His question is one of control, not money. The OP wants to control his life
and his product.

Truth is, products don't last forever. They require maintenance and support,
marketing, infrastructure, pricing, and a whole lot of other things a few guys
focused on development aren't thinking about right now.

A lot of cash in the pocket = a lot of time to think.
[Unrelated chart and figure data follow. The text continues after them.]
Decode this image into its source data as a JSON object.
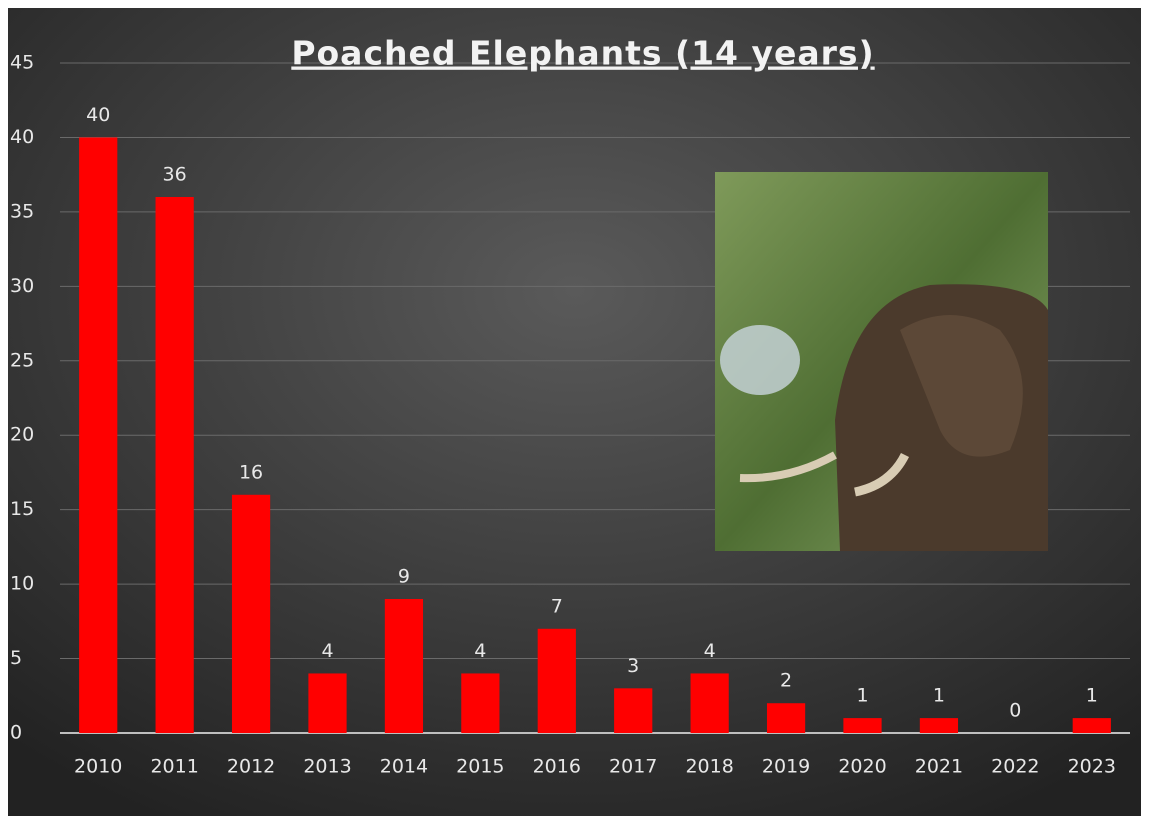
{
  "chart_data": {
    "type": "bar",
    "title": "Poached Elephants (14 years)",
    "categories": [
      "2010",
      "2011",
      "2012",
      "2013",
      "2014",
      "2015",
      "2016",
      "2017",
      "2018",
      "2019",
      "2020",
      "2021",
      "2022",
      "2023"
    ],
    "values": [
      40,
      36,
      16,
      4,
      9,
      4,
      7,
      3,
      4,
      2,
      1,
      1,
      0,
      1
    ],
    "color": "#ff0000",
    "ylim": [
      0,
      45
    ],
    "yticks": [
      0,
      5,
      10,
      15,
      20,
      25,
      30,
      35,
      40,
      45
    ],
    "grid": true
  }
}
I'm not saying they should sell, I'm just saying that I don't understand why
you are bringing money into it when money wasn't a factor for the author.

------
khangtoh
"The money is fair enough"

That I feel roughly translates to the "money wasn't what we expected". A lot
of acquisitions really boils down to the money factor, no startup will ever
reject a good offer, since that's pretty much one of most common exit
strategy.

If the money was really "fair enough", then this question wouldn't have been
posted in the first place. So in their case, it's a matter of weighing the
offer vs what they think their startup is worth at this point. So again
negotiation 101, never accept the first accept, reply with a counter offer
with a price that you feel is "fair enough". If they did not take your counter
offer, no harm done, you just keep bootstrapping.

------
rmason
Do you know what percentage of startups bought by big corporations turn out
failures? Probably a much higher number than those that end up successfully
making tens of millions of dollars.

These guys need advice from a seasoned software entrepreneur (or two) what
their particular chances might be,, not from the "peanut gallery" on SlashDot.

There's probably a 75% chance they should in the words of one commenter "take
the money and run".

------
marcofloriano
Don´t Sell. Money is not the best reason to sell. You guys have to achieve
your best, it´s far important than money. So if you feel that you wont reach
your best selling, stay far from they.